Administrator emeritus
Feb 5, 2004
2,240
504
New Zealand
I think I've got it working. Firstly you need to prevent [ and ] characters from appearing inside the tag, which can be done by changing .* to [^\[\]]*. Then you need to use a negative lookahead (in the format (?!<expression>))to check that [/a] doesn't appear after it.

This results in the following expression, which is almost as readable as machine code:
Code:
/\[a([^\[\]]*)\](?!.*\[/a\])/<a$1>/g

In my tests, these lines were matched:
  • [a href="http://www.apple.com/"]
  • [a href="http://www.apple.com/"] oogity boogity
  • [a href="http://www.apple.com/"][b][/b]

These lines weren't matched:
  • [a href="http://www.apple.com/"] oogity boogity [/a] [blockquote]
  • [a href="http://www.apple.com/"][/a]
  • [a href="http://www.apple.com/"][a][/a]

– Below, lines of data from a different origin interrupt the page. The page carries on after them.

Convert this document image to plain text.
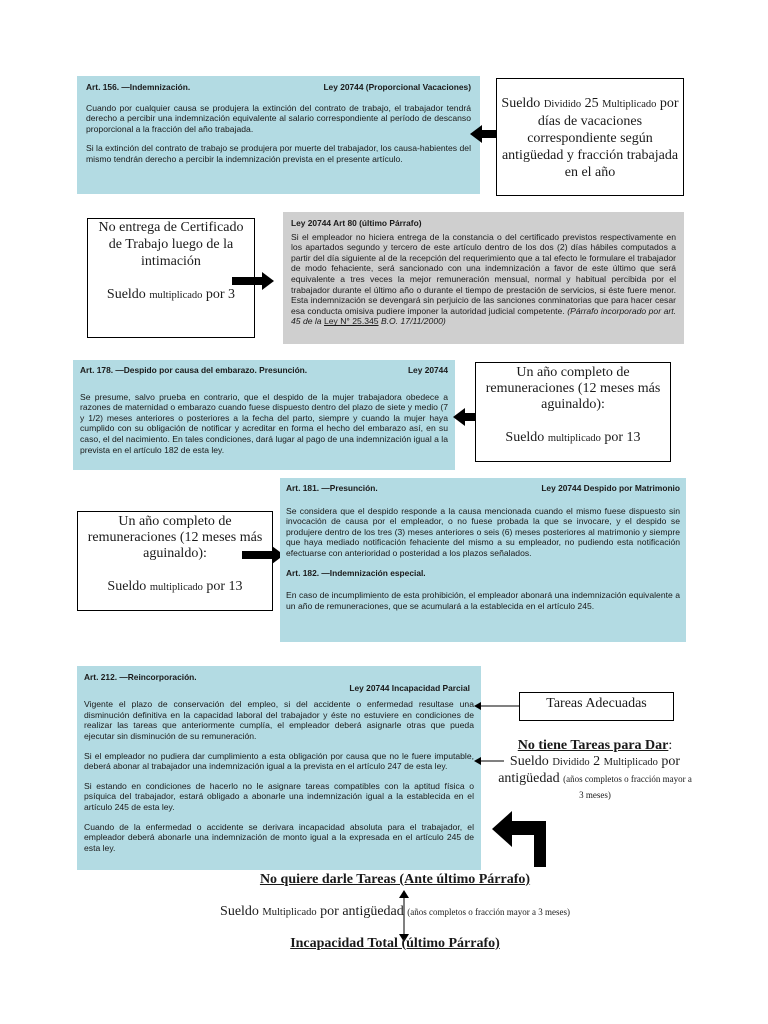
Art. 156. —Indemnización.	Ley 20744 (Proporcional Vacaciones)

Cuando por cualquier causa se produjera la extinción del contrato de trabajo, el trabajador tendrá derecho a percibir una indemnización equivalente al salario correspondiente al período de descanso proporcional a la fracción del año trabajada.

Si la extinción del contrato de trabajo se produjera por muerte del trabajador, los causa-habientes del mismo tendrán derecho a percibir la indemnización prevista en el presente artículo.

Sueldo Dividido 25 Multiplicado por días de vacaciones correspondiente según antigüedad y fracción trabajada en el año
No entrega de Certificado de Trabajo luego de la intimación
Sueldo multiplicado por 3
Ley 20744 Art 80 (último Párrafo)

Si el empleador no hiciera entrega de la constancia o del certificado previstos respectivamente en los apartados segundo y tercero de este artículo dentro de los dos (2) días hábiles computados a partir del día siguiente al de la recepción del requerimiento que a tal efecto le formulare el trabajador de modo fehaciente, será sancionado con una indemnización a favor de este último que será equivalente a tres veces la mejor remuneración mensual, normal y habitual percibida por el trabajador durante el último año o durante el tiempo de prestación de servicios, si éste fuere menor. Esta indemnización se devengará sin perjuicio de las sanciones conminatorias que para hacer cesar esa conducta omisiva pudiere imponer la autoridad judicial competente. (Párrafo incorporado por art. 45 de la Ley N° 25.345 B.O. 17/11/2000)

Art. 178. —Despido por causa del embarazo. Presunción.	Ley 20744

Se presume, salvo prueba en contrario, que el despido de la mujer trabajadora obedece a razones de maternidad o embarazo cuando fuese dispuesto dentro del plazo de siete y medio (7 y 1/2) meses anteriores o posteriores a la fecha del parto, siempre y cuando la mujer haya cumplido con su obligación de notificar y acreditar en forma el hecho del embarazo así, en su caso, el del nacimiento. En tales condiciones, dará lugar al pago de una indemnización igual a la prevista en el artículo 182 de esta ley.

Un año completo de remuneraciones (12 meses más aguinaldo):
Sueldo multiplicado por 13
Un año completo de remuneraciones (12 meses más aguinaldo):
Sueldo multiplicado por 13
Art. 181. —Presunción.	Ley 20744 Despido por Matrimonio

Se considera que el despido responde a la causa mencionada cuando el mismo fuese dispuesto sin invocación de causa por el empleador, o no fuese probada la que se invocare, y el despido se produjere dentro de los tres (3) meses anteriores o seis (6) meses posteriores al matrimonio y siempre que haya mediado notificación fehaciente del mismo a su empleador, no pudiendo esta notificación efectuarse con anterioridad o posteridad a los plazos señalados.

Art. 182. —Indemnización especial.

En caso de incumplimiento de esta prohibición, el empleador abonará una indemnización equivalente a un año de remuneraciones, que se acumulará a la establecida en el artículo 245.

Art. 212. —Reincorporación.
Ley 20744 Incapacidad Parcial

Vigente el plazo de conservación del empleo, si del accidente o enfermedad resultase una disminución definitiva en la capacidad laboral del trabajador y éste no estuviere en condiciones de realizar las tareas que anteriormente cumplía, el empleador deberá asignarle otras que pueda ejecutar sin disminución de su remuneración.

Si el empleador no pudiera dar cumplimiento a esta obligación por causa que no le fuere imputable, deberá abonar al trabajador una indemnización igual a la prevista en el artículo 247 de esta ley.

Si estando en condiciones de hacerlo no le asignare tareas compatibles con la aptitud física o psíquica del trabajador, estará obligado a abonarle una indemnización igual a la establecida en el artículo 245 de esta ley.

Cuando de la enfermedad o accidente se derivara incapacidad absoluta para el trabajador, el empleador deberá abonarle una indemnización de monto igual a la expresada en el artículo 245 de esta ley.

Tareas Adecuadas
No tiene Tareas para Dar:
Sueldo Dividido 2 Multiplicado por antigüedad (años completos o fracción mayor a 3 meses)
No quiere darle Tareas (Ante último Párrafo)
Sueldo Multiplicado por antigüedad (años completos o fracción mayor a 3 meses)
Incapacidad Total (último Párrafo)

Note the last one, if you have multiple [a] tags on the same line, and one of them is closed, none of them will be matched. If they're all on different lines it will work properly. Hopefully this won't be a problem in your situation, let me know if it is and I'll look into a fix.
 

PatrickF

macrumors 6502
Feb 16, 2006
335
0
Blighty
Even easier if you just want the first part of the tag,

Code:
/\[[aA](.*?)\]/<a$1>/g

The .*? is essentially the same as .* but it switches from greedy matching to non-greedy matching (i.e. it will stop at the first ] instead of trying to match as much as possible before finding the last ])

You could also do it like this:

Code:
/\[[aA]([^\]]*)\]/<a$1>/g

This basically says match [ then either a or A followed by any character that's not ] zero or more times and then you match on the ] just to complete it.

Hope this helps.
 

HexMonkey

Administrator emeritus
Feb 5, 2004
2,240
504
New Zealand
I used the non-greedy quantifier in my first attempt, but changed it as it wasn't working as expected. For example, in the line:
[a href="http://www.apple.com/"] oogity boogity [/a] [blockquote]​
It would first try to match [a href="http://www.apple.com/"], since it's non-greedy, but would see it has a [/a] following it. It would then try to match [a href="http://www.apple.com/"] oogity boogity [/a], which would succeed as it has no [/a] following it.

Of course, if you want to match the opening part of the tag regardless of whether it has a closing part, either of PatrickF's expressions will work.